There's an elegant truth to the markets. With prices having consistently fallen in the long run, it suggests resources are becoming more abundant rather than scarce. What makes this fall even more remarkable is increased population and increased wealth allowing more people to afford what were luxuries mere decades ago. There are however those who have been willing to bet that this wouldn't be the case, putting their money where their mouths have been.
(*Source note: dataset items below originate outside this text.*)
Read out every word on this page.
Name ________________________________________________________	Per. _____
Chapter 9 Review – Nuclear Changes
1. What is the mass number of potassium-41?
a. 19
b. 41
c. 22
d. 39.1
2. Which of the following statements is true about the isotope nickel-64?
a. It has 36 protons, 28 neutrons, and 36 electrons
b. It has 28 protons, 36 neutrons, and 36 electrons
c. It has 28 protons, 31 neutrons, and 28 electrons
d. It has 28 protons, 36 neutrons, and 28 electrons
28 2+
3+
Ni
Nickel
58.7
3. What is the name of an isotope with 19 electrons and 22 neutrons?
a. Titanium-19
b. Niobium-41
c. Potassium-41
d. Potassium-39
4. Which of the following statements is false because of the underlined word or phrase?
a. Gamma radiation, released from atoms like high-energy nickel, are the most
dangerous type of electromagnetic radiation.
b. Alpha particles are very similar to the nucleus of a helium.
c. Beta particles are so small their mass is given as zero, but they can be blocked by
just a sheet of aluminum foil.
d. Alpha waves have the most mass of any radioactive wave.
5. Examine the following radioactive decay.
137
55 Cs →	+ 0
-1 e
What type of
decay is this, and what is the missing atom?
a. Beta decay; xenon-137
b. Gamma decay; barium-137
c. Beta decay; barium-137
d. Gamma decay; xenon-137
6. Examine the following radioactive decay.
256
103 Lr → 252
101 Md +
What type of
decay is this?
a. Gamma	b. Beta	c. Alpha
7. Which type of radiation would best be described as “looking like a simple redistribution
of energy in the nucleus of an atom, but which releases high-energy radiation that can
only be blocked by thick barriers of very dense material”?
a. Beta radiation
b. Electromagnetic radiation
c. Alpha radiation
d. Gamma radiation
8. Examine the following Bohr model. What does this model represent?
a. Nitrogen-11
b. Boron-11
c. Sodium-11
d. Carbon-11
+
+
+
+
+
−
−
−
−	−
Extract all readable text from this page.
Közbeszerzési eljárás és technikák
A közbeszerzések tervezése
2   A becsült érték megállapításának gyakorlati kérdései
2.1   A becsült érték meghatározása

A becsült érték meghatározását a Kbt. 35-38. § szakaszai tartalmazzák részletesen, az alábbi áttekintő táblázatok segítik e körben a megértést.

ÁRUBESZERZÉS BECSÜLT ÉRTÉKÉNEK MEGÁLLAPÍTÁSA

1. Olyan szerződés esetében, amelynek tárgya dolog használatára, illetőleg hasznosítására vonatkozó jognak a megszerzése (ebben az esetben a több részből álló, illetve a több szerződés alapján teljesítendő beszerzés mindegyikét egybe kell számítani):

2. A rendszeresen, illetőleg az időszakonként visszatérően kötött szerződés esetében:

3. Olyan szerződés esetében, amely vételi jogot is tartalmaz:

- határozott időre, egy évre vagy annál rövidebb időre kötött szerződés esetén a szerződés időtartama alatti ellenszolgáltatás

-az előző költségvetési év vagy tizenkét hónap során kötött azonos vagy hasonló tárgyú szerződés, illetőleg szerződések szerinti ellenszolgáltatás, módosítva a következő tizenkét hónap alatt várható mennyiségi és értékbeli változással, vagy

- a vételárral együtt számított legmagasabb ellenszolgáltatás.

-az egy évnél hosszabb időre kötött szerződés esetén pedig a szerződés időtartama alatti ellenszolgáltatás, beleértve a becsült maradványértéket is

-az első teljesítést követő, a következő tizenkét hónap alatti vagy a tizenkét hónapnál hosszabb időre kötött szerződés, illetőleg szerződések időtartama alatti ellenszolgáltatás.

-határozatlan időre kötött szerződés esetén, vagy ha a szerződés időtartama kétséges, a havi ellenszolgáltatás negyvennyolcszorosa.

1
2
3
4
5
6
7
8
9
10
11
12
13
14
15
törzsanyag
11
But back to why accepting Ash's belief that capitalism has "won" is dangerous. Consider a doomsday scenario of what might happen when China ultimately falters. Who to blame? I'll bet that those like Ash won't be pointing fingers at government policy (and the extreme levels of bad bank debt). According to James Waterton:
I fear a worldwide economic slump prompted by the collapse of China and its supposedly free market will provoke a popular backlash against globalisation and the liberal market reforms carried out in the 80s in the most successful economies of the West. Capitalism and liberalism will be blamed if people create a nexus between China's collapse, its market reforms and its intertwining with the greater world economy. There is no shortage of people who will quickly jump to the fallacious conclusion that the free market sunk China - those who protested in Hong Kong and other places would grab plenty of (misguided) ammunition from such a catastrophic event. Ask any one of those economic curmudgeons about post communist Russia's economy, and I will bet you penny to a pound that their standard response would be "capitalism failed Russia". This is about as sensible as saying that modesty failed Paris Hilton, for anyone who knows anything about post-Soviet "free market reforms" will know that they were in fact nothing of the sort. This type of thinking could very well gain traction because it makes sense prima facie. Policy reversals may follow and suddenly we're staring down the barrel of a neo-Keynesian revolution. Consider what the average person knows about China's economy. We're all told about China's free market reforms and its burgeoning capitalist class in the mainstream media - we're not told about the Chinese government's meddling in the economy and its mandating of compulsory totalitarian-style imposts on big private companies like internal "political cells", its retention of control over huge swathes of industry, its equity market (there is currently a ban on IPOs on Mainland bourses) which is stuffed with companies who are controlled by local governments and even the military, rather than shareholder, the board and a CEO. Most importantly, we're not told about the largely intractable problems with China's banking sector. Most people truly think China operates under a free market economic system. If the dog's breakfast that is China Inc fails with all the accompanying pain and fallout, there's a real danger that free market liberalism will be made the scapegoat internationally.
Let's not forget the words of a Frenchman:

"When goods do not cross borders, soldiers will." - Bastiat

Some argue quite convincingly that this led to World War I.